Contrast this with Russia, which is not a sea power and can hardly become one, no matter how much it wishes to do so. Russia is almost completely cut off from the sea lanes by ice to the north and the expanse of South Asian nations in the other direction. Even Vladivostok, which does sit on the Pacific coast, is not as useful as it may seem as it sits thousands of miles away from 90% of Russia’s population. Distance matters as much as elevation and climate.

Difficult climates like the Russian steppes, Kaplan says, lead to more centralized authority – because that is what works for the survival of the nation. Humans have an appetite for power, but their environment shapes how easy or difficult it is to acquire it.

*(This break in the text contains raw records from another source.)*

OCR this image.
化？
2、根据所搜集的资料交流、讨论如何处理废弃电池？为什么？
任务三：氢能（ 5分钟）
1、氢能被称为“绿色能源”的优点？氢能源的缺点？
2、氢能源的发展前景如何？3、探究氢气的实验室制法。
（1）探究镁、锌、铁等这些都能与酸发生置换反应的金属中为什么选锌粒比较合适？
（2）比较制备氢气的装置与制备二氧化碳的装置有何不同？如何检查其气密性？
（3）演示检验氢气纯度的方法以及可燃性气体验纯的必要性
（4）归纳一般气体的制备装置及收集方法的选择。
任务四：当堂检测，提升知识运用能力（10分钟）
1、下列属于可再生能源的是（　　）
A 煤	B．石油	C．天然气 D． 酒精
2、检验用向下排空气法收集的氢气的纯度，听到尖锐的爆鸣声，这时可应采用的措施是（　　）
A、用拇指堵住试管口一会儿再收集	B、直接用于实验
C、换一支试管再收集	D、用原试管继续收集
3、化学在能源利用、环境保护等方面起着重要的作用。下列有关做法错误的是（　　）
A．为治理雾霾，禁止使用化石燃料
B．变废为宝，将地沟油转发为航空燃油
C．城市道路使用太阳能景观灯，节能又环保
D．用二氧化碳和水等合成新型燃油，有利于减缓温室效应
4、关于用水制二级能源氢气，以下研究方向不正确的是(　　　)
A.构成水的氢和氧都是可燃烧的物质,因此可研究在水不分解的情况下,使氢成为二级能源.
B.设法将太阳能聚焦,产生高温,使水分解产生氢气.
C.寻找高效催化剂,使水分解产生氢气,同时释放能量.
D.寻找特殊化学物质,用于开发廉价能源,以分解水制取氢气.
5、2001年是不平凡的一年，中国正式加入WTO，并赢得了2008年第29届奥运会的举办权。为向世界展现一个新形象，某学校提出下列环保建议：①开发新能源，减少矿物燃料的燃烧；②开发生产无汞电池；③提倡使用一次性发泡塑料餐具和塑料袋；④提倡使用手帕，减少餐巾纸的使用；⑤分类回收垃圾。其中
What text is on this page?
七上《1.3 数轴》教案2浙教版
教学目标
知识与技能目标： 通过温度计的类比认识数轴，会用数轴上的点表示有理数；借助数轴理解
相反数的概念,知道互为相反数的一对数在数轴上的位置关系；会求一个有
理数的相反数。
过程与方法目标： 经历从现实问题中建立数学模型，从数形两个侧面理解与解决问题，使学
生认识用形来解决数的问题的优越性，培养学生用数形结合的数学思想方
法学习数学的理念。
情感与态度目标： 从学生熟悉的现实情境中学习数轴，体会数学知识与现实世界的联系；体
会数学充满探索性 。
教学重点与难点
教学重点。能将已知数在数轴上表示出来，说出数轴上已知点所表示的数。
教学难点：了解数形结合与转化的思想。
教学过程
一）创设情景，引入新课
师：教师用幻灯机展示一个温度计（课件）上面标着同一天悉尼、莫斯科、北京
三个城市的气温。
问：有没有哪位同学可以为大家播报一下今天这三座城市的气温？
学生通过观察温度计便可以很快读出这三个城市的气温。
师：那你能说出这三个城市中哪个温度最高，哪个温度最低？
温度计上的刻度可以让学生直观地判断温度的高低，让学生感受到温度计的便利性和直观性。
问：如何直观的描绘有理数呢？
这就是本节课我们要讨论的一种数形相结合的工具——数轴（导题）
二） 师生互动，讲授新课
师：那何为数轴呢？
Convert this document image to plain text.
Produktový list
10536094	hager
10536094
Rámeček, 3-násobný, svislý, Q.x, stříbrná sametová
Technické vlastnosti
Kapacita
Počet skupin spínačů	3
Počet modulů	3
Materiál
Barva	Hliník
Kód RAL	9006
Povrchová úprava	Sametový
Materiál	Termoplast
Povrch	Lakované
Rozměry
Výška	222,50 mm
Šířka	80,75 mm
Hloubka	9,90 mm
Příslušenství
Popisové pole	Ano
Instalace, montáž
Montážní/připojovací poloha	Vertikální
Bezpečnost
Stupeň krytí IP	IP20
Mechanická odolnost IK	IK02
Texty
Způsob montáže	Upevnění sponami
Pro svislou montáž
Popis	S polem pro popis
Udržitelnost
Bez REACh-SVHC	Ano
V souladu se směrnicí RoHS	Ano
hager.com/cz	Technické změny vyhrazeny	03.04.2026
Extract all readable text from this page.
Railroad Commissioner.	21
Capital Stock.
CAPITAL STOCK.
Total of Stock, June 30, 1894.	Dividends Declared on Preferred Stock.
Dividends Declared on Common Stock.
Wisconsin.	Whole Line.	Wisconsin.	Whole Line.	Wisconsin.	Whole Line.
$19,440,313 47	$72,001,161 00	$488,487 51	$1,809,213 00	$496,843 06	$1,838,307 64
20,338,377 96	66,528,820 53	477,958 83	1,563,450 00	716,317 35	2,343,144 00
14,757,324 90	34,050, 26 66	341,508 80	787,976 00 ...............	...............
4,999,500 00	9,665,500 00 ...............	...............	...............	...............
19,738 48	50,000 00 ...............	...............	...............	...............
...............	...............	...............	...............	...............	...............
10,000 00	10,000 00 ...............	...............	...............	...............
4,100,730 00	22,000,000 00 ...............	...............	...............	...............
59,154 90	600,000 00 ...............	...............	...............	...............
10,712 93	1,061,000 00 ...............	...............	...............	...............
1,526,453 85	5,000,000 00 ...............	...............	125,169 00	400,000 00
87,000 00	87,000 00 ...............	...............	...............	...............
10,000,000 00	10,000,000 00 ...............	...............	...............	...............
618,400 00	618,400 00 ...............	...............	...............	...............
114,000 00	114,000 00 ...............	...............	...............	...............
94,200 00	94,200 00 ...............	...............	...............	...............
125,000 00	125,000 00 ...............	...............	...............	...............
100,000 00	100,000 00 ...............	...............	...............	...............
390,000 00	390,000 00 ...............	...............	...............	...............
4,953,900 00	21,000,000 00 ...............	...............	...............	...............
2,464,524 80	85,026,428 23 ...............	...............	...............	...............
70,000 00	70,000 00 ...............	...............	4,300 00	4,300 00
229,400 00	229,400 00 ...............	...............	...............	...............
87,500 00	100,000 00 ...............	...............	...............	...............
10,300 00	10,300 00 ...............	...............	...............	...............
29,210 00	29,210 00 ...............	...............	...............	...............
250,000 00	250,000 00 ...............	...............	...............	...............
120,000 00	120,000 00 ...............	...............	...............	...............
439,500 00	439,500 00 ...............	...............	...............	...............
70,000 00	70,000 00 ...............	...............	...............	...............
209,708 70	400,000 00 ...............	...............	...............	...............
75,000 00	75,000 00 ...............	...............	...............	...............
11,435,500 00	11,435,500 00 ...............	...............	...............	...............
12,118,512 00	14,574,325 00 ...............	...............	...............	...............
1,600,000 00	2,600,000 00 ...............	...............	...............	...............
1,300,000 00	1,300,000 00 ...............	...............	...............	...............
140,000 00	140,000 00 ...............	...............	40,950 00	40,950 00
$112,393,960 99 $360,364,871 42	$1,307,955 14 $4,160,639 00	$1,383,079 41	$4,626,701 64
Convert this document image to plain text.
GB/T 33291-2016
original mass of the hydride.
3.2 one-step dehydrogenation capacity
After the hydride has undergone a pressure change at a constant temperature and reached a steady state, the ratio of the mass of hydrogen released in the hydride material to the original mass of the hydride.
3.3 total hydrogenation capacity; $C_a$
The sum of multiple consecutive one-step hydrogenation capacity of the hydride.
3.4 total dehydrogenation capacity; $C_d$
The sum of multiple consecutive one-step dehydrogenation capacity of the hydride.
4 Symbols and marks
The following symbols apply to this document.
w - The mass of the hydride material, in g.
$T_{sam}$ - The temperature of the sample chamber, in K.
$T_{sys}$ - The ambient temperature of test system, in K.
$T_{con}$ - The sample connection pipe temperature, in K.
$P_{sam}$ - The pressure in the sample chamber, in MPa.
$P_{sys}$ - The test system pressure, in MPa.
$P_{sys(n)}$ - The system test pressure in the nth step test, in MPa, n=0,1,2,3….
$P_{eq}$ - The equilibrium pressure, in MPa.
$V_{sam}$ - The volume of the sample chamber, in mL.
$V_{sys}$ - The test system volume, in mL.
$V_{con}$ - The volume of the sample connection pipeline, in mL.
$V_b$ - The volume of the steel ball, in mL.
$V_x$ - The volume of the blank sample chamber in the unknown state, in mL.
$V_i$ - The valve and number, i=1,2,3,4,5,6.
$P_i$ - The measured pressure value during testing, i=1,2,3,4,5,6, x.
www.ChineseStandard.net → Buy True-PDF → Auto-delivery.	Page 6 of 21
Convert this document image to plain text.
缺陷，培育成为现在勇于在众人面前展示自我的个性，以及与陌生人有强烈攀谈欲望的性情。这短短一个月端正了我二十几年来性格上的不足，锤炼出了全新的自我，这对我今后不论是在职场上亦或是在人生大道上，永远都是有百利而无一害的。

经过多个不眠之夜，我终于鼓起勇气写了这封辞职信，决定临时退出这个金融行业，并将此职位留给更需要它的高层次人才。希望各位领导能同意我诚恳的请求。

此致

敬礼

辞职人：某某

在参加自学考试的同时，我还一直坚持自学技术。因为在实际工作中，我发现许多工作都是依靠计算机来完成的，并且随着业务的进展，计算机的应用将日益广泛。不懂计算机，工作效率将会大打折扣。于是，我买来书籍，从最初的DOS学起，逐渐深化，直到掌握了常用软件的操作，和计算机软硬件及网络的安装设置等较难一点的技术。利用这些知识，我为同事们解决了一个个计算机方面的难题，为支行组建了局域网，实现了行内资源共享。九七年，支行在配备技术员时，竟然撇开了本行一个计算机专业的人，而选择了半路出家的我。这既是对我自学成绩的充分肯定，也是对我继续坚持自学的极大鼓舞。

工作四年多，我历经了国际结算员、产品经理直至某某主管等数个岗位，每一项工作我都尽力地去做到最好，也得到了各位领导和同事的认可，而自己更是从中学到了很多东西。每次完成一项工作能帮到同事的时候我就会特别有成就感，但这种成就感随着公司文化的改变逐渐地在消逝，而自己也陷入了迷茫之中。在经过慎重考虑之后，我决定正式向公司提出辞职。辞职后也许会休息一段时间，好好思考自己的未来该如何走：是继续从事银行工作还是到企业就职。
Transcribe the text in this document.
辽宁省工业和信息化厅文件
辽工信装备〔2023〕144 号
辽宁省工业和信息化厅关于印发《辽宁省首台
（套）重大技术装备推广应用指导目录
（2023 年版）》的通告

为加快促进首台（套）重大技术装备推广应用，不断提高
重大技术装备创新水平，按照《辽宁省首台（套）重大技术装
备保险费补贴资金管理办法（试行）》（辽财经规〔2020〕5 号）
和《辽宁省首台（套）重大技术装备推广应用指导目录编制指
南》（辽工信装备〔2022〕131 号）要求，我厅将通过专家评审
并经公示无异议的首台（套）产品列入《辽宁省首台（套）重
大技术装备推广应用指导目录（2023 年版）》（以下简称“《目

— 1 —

Kaplan applies these kinds of lessons from geography to all the world’s inhabited regions, looking for the physical factors that have shaped and continue to shape the life of the peoples & nations. For example, the Asiatic steppes produced nomadic horse clans because nothing else made sense there – the solitary homestead of the American Midwest could not have survived the poor soil and lack of navigable rivers.

However, Kaplan is not a determinist; geography is not fate. Persons and nations can choose how they will respond to the world, but they will be influenced by geography whether they realize it or not. What your piece of the globe looks like tells us something important about you and the savvy observer will not let the modern talk of ‘One World’ obscure the enduring realities of geography.